Investors eager to bulk up their passive income streams can do so without breaking the bank.

At recent prices, Hercules Capital (HTGC 1.52%), Altria Group (MO 0.28%), and AT&T (T 0.58%) offer an average yield of 8.5% at recent prices. That's high enough to turn an initial investment of $5,890 into $500 of annual dividend income.

There are plenty of dividend stocks with even higher yields right now. These three stand out because their underlying businesses appear capable of meeting their current obligations and raising their yields higher in the years ahead.

1. Hercules Capital

Hercules Capital is a business development company (BDC) that allows anyone with a brokerage account to participate in exciting venture capital investments. For example, Hercules invested in Palantir Technologies a few years before it began trading publicly. These days, Palantir boasts a stock market valuation above $50 billion.

Many of Hercules Capital's investments will fail, but winners like Palantir more than offset the losses. Since 2010, this BDC has doubled its regular quarterly dividend from $0.20 per share to $0.40 per share at the moment.
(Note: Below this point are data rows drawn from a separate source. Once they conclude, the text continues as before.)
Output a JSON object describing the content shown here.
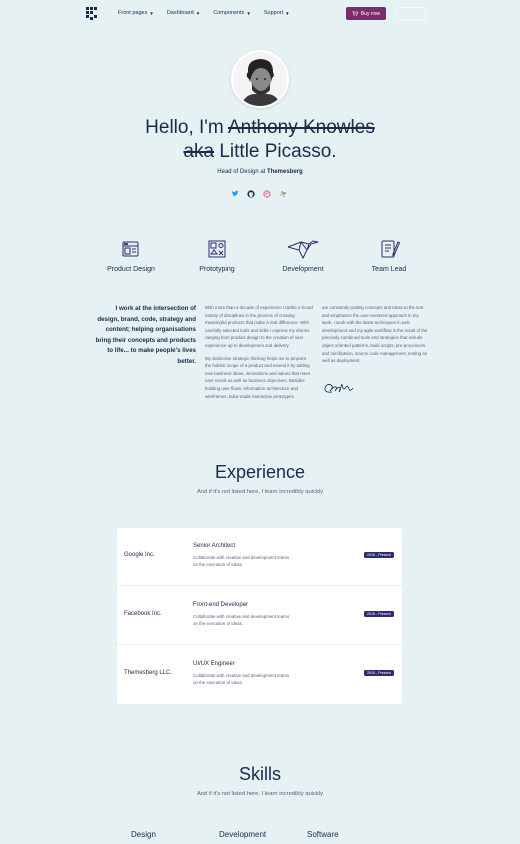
{
  "nav": {
    "items": [
      {
        "label": "Front pages"
      },
      {
        "label": "Dashboard"
      },
      {
        "label": "Components"
      },
      {
        "label": "Support"
      }
    ],
    "buy_label": "Buy now",
    "ghost_label": ""
  },
  "hero": {
    "greeting": "Hello, I'm",
    "struck_name": "Anthony Knowles",
    "struck_aka": "aka",
    "nickname": "Little Picasso.",
    "subtitle_prefix": "Head of Design at",
    "company": "Themesberg",
    "socials": [
      "twitter-icon",
      "github-icon",
      "dribbble-icon",
      "slack-icon"
    ]
  },
  "services": [
    {
      "label": "Product Design",
      "icon": "design-layout-icon"
    },
    {
      "label": "Prototyping",
      "icon": "prototype-icon"
    },
    {
      "label": "Development",
      "icon": "origami-bird-icon"
    },
    {
      "label": "Team Lead",
      "icon": "notebook-pen-icon"
    }
  ],
  "about": {
    "lead": "I work at the intersection of design, brand, code, strategy and content; helping organisations bring their concepts and products to life... to make people's lives better.",
    "col1_p1": "With more than a decade of experience I tackle a broad variety of disciplines in the process of creating meaningful products that make a real difference. With carefully selected tools and skills I express my visions ranging from product design to the creation of user experience up to development and delivery.",
    "col1_p2": "My distinctive strategic thinking helps me to pinpoint the holistic scope of a product and extend it by adding new business ideas, innovations and values that meet user needs as well as business objectives. Besides building user flows, information architecture and wireframes, tailor-made interactive prototypes",
    "col2_p1": "are constantly putting concepts and ideas to the test and emphasize the user-centered approach in my work. I work with the latest techniques in web development and my agile workflow is the result of the precisely combined tools and strategies that include object oriented patterns, build scripts, pre-processors and minification, source code management, testing as well as deployment."
  },
  "experience": {
    "title": "Experience",
    "subtitle": "And if it's not listed here, I learn incredibly quickly",
    "rows": [
      {
        "company": "Google Inc.",
        "role": "Senior Architect",
        "desc": "Collaborate with creative and development teams on the execution of ideas.",
        "badge": "2015 - Present"
      },
      {
        "company": "Facebook Inc.",
        "role": "Front-end Developer",
        "desc": "Collaborate with creative and development teams on the execution of ideas.",
        "badge": "2015 - Present"
      },
      {
        "company": "Themesberg LLC.",
        "role": "UI/UX Engineer",
        "desc": "Collaborate with creative and development teams on the execution of ideas.",
        "badge": "2015 - Present"
      }
    ]
  },
  "skills": {
    "title": "Skills",
    "subtitle": "And if it's not listed here, I learn incredibly quickly",
    "columns": [
      "Design",
      "Development",
      "Software"
    ]
  },
  "colors": {
    "background": "#e6f1f4",
    "text": "#1c2a4a",
    "accent": "#7a2c6e",
    "badge": "#2e2c6e"
  }
}
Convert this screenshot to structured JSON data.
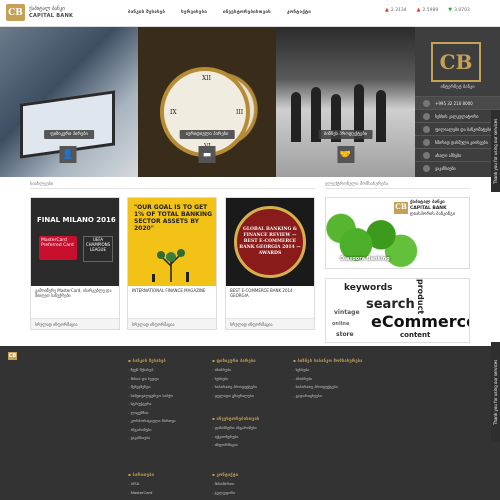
{
  "header": {
    "logo": {
      "mark": "CB",
      "line1": "ქაპიტალ ბანკი",
      "line2": "CAPITAL BANK"
    },
    "nav": [
      "ბანკის შესახებ",
      "სერვისები",
      "ინვესტორებისთვის",
      "კონტაქტი"
    ],
    "rates": [
      {
        "arrow": "▲",
        "dir": "up",
        "value": "2.3134"
      },
      {
        "arrow": "▲",
        "dir": "up",
        "value": "2.5989"
      },
      {
        "arrow": "▼",
        "dir": "down",
        "value": "3.0703"
      }
    ]
  },
  "hero": {
    "panels": [
      {
        "label": "ფიზიკური პირები",
        "icon": "👤"
      },
      {
        "label": "იურიდიული პირები",
        "icon": "▬"
      },
      {
        "label": "ბიზნეს პროდუქტები",
        "icon": "🤝"
      }
    ],
    "clock_numbers": [
      "XII",
      "III",
      "VI",
      "IX"
    ],
    "side": {
      "mark": "CB",
      "title": "ინტერნეტ ბანკი",
      "items": [
        "+995 32 210 8000",
        "სესხის კალკულატორი",
        "ფილიალები და ბანკომატები",
        "ხშირად დასმული კითხვები",
        "ახალი ამბები",
        "ვაკანსიები"
      ]
    }
  },
  "feedback": {
    "label": "Thank you for using our services",
    "top_label": "feedback"
  },
  "content": {
    "news_title": "სიახლეები",
    "partners_title": "ელექტრონული მომსახურება",
    "cards": [
      {
        "caption": "გამოიწერე MasterCard, ისარგებლე და მიიღეთ საჩუქრები",
        "more": "სრულად ინფორმაცია",
        "final_milano": "FINAL MILANO 2016",
        "mastercard": "MasterCard",
        "preferred": "Preferred Card",
        "champions": "UEFA CHAMPIONS LEAGUE"
      },
      {
        "caption": "INTERNATIONAL FINANCE MAGAZINE",
        "more": "სრულად ინფორმაცია",
        "quote": "\"OUR GOAL IS TO GET 1% OF TOTAL BANKING SECTOR ASSETS BY 2020\""
      },
      {
        "caption": "BEST E-COMMERCE BANK 2014 GEORGIA",
        "more": "სრულად ინფორმაცია",
        "seal": "GLOBAL BANKING & FINANCE REVIEW — BEST E-COMMERCE BANK GEORGIA 2014 — AWARDS"
      }
    ],
    "diaspora": {
      "mark": "CB",
      "brand1": "ქაპიტალ ბანკი",
      "brand2": "CAPITAL BANK",
      "brand3": "დიასპორის ბანკინგი",
      "label": "Diaspora Banking"
    },
    "ecommerce_words": [
      "keywords",
      "product",
      "search",
      "eCommerce",
      "content",
      "vintage",
      "online",
      "store"
    ]
  },
  "footer": {
    "logo": "CB",
    "columns": [
      {
        "title": "ბანკის შესახებ",
        "items": [
          "ჩვენ შესახებ",
          "მისია და ხედვა",
          "მენეჯმენტი",
          "სამეთვალყურეო საბჭო",
          "სტრუქტურა",
          "ლიცენზია",
          "კორპორაციული მართვა",
          "ანგარიშები",
          "ვაკანსიები"
        ]
      },
      {
        "title": "ფიზიკური პირები",
        "items": [
          "ანაბრები",
          "სესხები",
          "საბარათე პროდუქტები",
          "ფულადი გზავნილები"
        ]
      },
      {
        "title": "ბიზნეს საბანკო მომსახურება",
        "items": [
          "სესხები",
          "ანაბრები",
          "საბარათე პროდუქტები",
          "გადარიცხვები"
        ]
      },
      {
        "title": "ინვესტორებისთვის",
        "items": [
          "ფინანსური ანგარიშები",
          "აქციონერები",
          "ინფორმაცია"
        ]
      },
      {
        "title": "ბარათები",
        "items": [
          "VISA",
          "MasterCard"
        ]
      },
      {
        "title": "კონტაქტი",
        "items": [
          "მისამართი",
          "ტელეფონი"
        ]
      }
    ]
  }
}
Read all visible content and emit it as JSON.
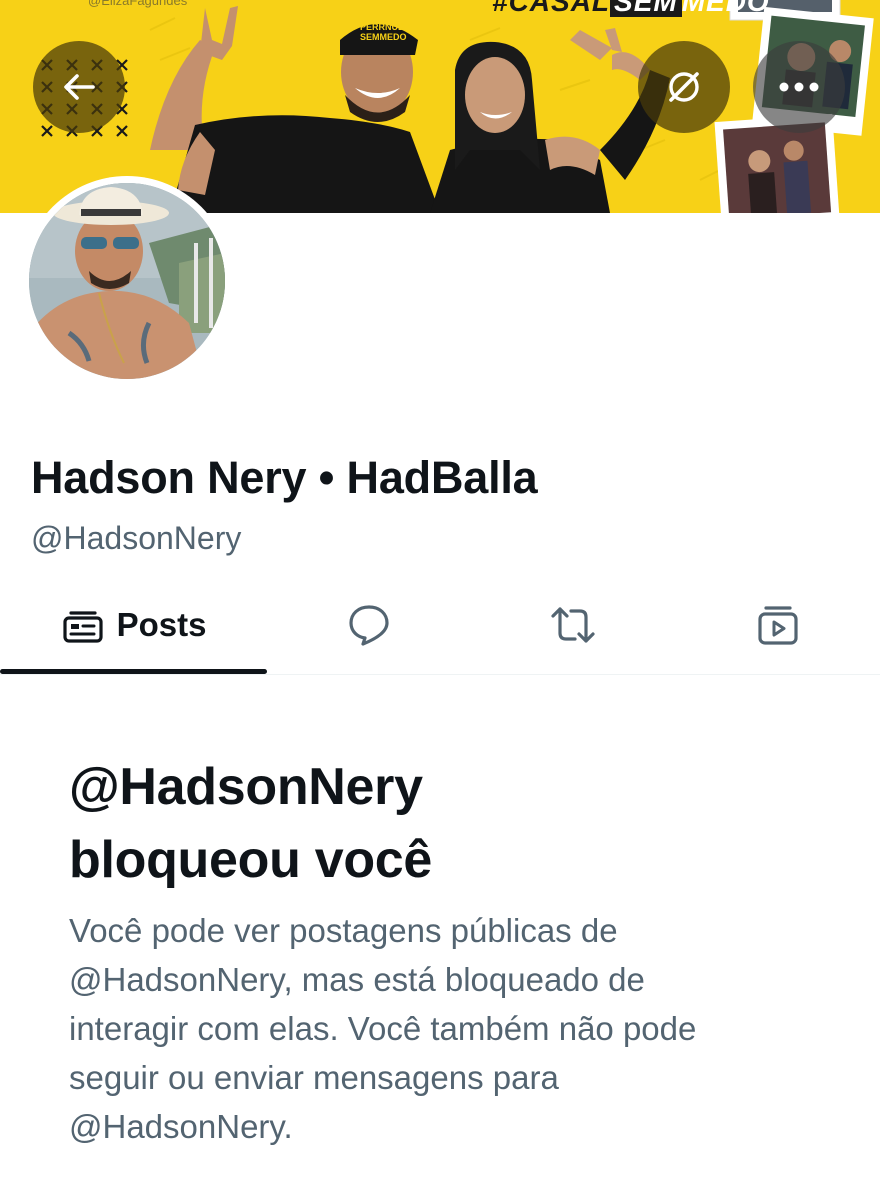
{
  "banner": {
    "watermark_handle": "@ElizaFagundes",
    "hashtag_part1": "#CASAL",
    "hashtag_part2": "SEM",
    "hashtag_part3": "MEDO",
    "cap_text_line1": "PERRNUD",
    "cap_text_line2": "SEMMEDO",
    "background_color": "#f7d117"
  },
  "toolbar": {
    "back_icon": "arrow-left-icon",
    "grok_icon": "grok-icon",
    "more_icon": "more-dots-icon"
  },
  "profile": {
    "display_name": "Hadson Nery • HadBalla",
    "username": "@HadsonNery"
  },
  "tabs": [
    {
      "label": "Posts",
      "icon": "posts-icon",
      "selected": true
    },
    {
      "label": "",
      "icon": "replies-icon",
      "selected": false
    },
    {
      "label": "",
      "icon": "reposts-icon",
      "selected": false
    },
    {
      "label": "",
      "icon": "media-icon",
      "selected": false
    }
  ],
  "blocked": {
    "title_line1": "@HadsonNery",
    "title_line2": "bloqueou você",
    "body_line1": "Você pode ver postagens públicas de",
    "body_line2": "@HadsonNery, mas está bloqueado de",
    "body_line3": "interagir com elas. Você também não pode",
    "body_line4": "seguir ou enviar mensagens para",
    "body_line5": "@HadsonNery."
  },
  "colors": {
    "text_primary": "#0f1419",
    "text_secondary": "#536471",
    "divider": "#eff3f4"
  }
}
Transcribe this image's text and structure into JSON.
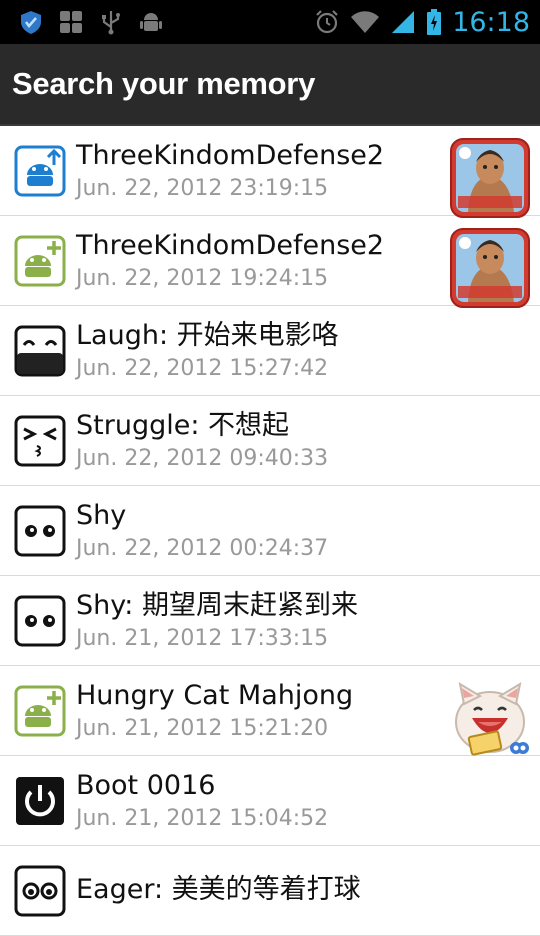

Each year, Hercules declares a supplemental dividend that it divides into four equal portions. Currently, investors are entitled to $0.08 per share of supplemental dividends per quarter. If the next supplemental dividend is the same, investors will receive a 9.9% yield from this stock in the year ahead.

Hercules shareholders can reasonably expect more Palantir-esque investments in the future. In the first quarter, the BDC made $956 million in debt and equity commitments, a new company record.

2. Altria Group

Altria Group is a giant tobacco company that markets the leading Marlboro brand throughout the U.S. Its first attempt at transitioning adult smokers to e-vapor products, Juul, was initially successful but ultimately doomed due to a ban on flavored vaporizers that the Food and Drug Administration (FDA) enacted a few years ago.

Altria Group offers a 9% dividend yield at recent prices. The stock is under pressure because investors are nervous about the company's ability to continue raising its payout. Total cigarette sales dropped by 10% in the first quarter.

Cigarette sales are down, but the amount of nicotine consumed is still rising at roughly the rate of population growth. Many consumers have transitioned to illicit flavored e-vapor products such as Elf Bar, but illicit e-vapor products will be harder to access from now on. The number of e-vapor import refusals monitored by the FDA shot up to 452 in the first quarter from just four in the previous-year period.

Altria Group is well positioned to benefit from increased enforcement of the FDA's flavor ban. Last year, it launched NJOY, which is the only pod-based e-vapor system approved by the FDA. The company shipped a million NJOY devices in the first quarter, plus 10.9 million consumable pods.

Despite declining cigarette sales and competition from an illicit e-vapor market, Altria Group expects adjusted earnings to grow by 2% to 4.5% this year. Its dividend payout probably won't be the fastest grower in your portfolio, but it's likely to keep moving steadily in the right direction.

3. AT&T

AT&T has far fewer competitors than Altria Group. Its fifth-generation (5G) wireless network was expensive to build, but it's one of just three options Americans have following T-Mobile's acquisition of Sprint in 2020.

As the second-largest member of America's three-way telecommunications oligopoly, AT&T is well positioned to provide steadily rising dividend payments. At recent prices, the stock offers a 6.6% dividend yield.

AT&T's broadband internet segment was losing wireline customers to its competitors' fixed wireless services. This trend reversed thanks to the rollout of AT&T's fixed wireless internet service late last year, plus the continued uptake of its fiber optic service for customers within range.

AT&T reported $16.8 billion in free cash flow last year, and this figure is expected to reach a range between $17 billion and $18 billion this year. That's enough to reduce its debt load significantly while maintaining its current dividend commitment. At its current rate of debt reduction, I won't be surprised if AT&T begins raising its payout again in 2025. Buying some shares of the telecom giant to hold over the long term is a great way to boost your passive income stream.